This post is written by Molli Megasko.
There is a new digital connectivity endeavor that I’m really excited to talk about here.
Ticketmaster is going social by creating new features that allow music lovers to see where their friends on Facebook are sitting at concerts.
A good friend of mine, Kyle Kiefer, pointed this out to me (through Facebook messages, none-the-less) and since then I’ve wrapped my mind around how much this was needed and why it took so long to create.
Concerts are the most social thing I can think of and sharing music tastes and events is one of the most talked about topics for my generation.
The initial idea is this: When you buy tickets through Ticketmaster you can use an interactive seat map to view where your Facebook friends are sitting. And now you can choose your seats based on this instead of Ticketmaster choosing what they thought was “best available.”
Have a crush going to the show? Pick a seat close to him/her. See a former colleague sitting in the lower bowl, right side? Choose upper bowl, left. The options are endless.
The idea started when the team noticed that once a ticket was purchased and that person tagged it on Facebook, it generated $5.30 in additional revenue.
Other interesting features of Ticketmaster’s Facebook interactions are:
- When you buy a ticket, you can tag your friends so they are alerted that you are going and where you are sitting so they can purchase seats by you.

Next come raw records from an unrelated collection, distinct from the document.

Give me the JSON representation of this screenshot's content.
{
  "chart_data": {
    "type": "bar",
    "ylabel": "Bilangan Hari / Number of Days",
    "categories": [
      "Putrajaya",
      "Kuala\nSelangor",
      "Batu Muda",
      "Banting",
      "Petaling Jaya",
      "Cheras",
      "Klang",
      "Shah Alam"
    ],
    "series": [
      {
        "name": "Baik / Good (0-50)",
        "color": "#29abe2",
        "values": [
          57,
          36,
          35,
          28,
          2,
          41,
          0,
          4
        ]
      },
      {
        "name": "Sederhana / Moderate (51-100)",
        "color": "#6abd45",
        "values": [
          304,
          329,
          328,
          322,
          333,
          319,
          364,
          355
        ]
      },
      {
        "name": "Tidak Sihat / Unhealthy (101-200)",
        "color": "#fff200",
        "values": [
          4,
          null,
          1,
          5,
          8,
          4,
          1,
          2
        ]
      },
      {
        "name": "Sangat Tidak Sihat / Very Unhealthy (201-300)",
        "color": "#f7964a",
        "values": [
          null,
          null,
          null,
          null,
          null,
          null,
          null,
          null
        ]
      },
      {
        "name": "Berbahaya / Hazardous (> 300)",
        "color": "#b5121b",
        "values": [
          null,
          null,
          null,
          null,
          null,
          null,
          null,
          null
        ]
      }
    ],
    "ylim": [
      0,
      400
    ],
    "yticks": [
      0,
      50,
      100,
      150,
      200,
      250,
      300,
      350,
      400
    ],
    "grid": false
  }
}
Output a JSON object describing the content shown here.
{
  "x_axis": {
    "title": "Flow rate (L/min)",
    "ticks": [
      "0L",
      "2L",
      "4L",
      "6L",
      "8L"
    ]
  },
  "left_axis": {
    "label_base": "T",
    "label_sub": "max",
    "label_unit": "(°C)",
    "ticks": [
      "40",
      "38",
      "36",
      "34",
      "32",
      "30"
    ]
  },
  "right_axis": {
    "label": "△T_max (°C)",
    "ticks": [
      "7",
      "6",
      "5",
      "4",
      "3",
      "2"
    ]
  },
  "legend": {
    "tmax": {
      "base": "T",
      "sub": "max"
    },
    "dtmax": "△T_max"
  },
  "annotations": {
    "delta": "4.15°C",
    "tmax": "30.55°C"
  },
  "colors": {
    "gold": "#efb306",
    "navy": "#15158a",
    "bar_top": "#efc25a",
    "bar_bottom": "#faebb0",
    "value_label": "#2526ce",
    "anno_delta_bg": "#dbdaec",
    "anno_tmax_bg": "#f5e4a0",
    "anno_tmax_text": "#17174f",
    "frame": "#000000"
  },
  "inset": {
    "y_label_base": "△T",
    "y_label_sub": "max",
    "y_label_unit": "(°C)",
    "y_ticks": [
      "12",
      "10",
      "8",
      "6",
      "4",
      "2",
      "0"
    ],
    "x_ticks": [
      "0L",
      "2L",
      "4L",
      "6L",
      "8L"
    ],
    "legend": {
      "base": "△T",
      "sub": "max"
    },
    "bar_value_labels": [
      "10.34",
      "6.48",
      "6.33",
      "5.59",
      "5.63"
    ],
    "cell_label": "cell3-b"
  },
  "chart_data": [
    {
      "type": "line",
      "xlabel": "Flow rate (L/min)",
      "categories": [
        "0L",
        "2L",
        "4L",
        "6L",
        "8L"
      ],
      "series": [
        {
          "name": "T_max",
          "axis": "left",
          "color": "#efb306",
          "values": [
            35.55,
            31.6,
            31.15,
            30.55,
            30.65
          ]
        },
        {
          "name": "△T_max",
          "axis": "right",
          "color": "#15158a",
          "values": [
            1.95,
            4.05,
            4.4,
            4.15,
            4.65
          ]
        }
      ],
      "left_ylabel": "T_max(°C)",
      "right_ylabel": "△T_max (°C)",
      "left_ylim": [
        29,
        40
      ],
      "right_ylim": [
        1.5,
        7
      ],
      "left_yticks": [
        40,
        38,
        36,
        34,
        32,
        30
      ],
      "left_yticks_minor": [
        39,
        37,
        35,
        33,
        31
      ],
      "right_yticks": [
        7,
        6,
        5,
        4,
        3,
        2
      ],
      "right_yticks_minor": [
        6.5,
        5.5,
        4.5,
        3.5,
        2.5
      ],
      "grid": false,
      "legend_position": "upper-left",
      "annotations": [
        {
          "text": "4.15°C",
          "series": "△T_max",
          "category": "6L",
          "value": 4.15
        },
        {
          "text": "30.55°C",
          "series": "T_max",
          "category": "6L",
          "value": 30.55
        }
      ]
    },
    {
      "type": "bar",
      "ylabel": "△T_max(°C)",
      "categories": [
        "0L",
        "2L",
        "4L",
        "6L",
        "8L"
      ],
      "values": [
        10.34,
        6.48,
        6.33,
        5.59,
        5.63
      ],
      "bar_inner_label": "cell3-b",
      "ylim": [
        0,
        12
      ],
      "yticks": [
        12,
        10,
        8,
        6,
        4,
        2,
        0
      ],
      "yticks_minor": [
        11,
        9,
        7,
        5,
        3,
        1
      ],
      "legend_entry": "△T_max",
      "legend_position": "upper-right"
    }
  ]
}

- When looking at a show, you can see a list of friends attending without having bought a ticket yet.
- You can hide your seat so others can’t see where you are sitting.
- You are able to share your seat by “checking your seat” which posts on your Facebook wall.
- When posted to Facebook, it has the common “like” and “comment” features but now also “buy tickets” added.
I usually don’t buy my tickets through Ticketmaster because I hate all the added expenses, but with these features, I have to give it a try.
I think next we should be able to live comment with each other through the site and message friends through an app so you can meet during certain songs, share pictures of your view, or discuss your excitement.
Music lovers, what do you think of this new social way of interacting?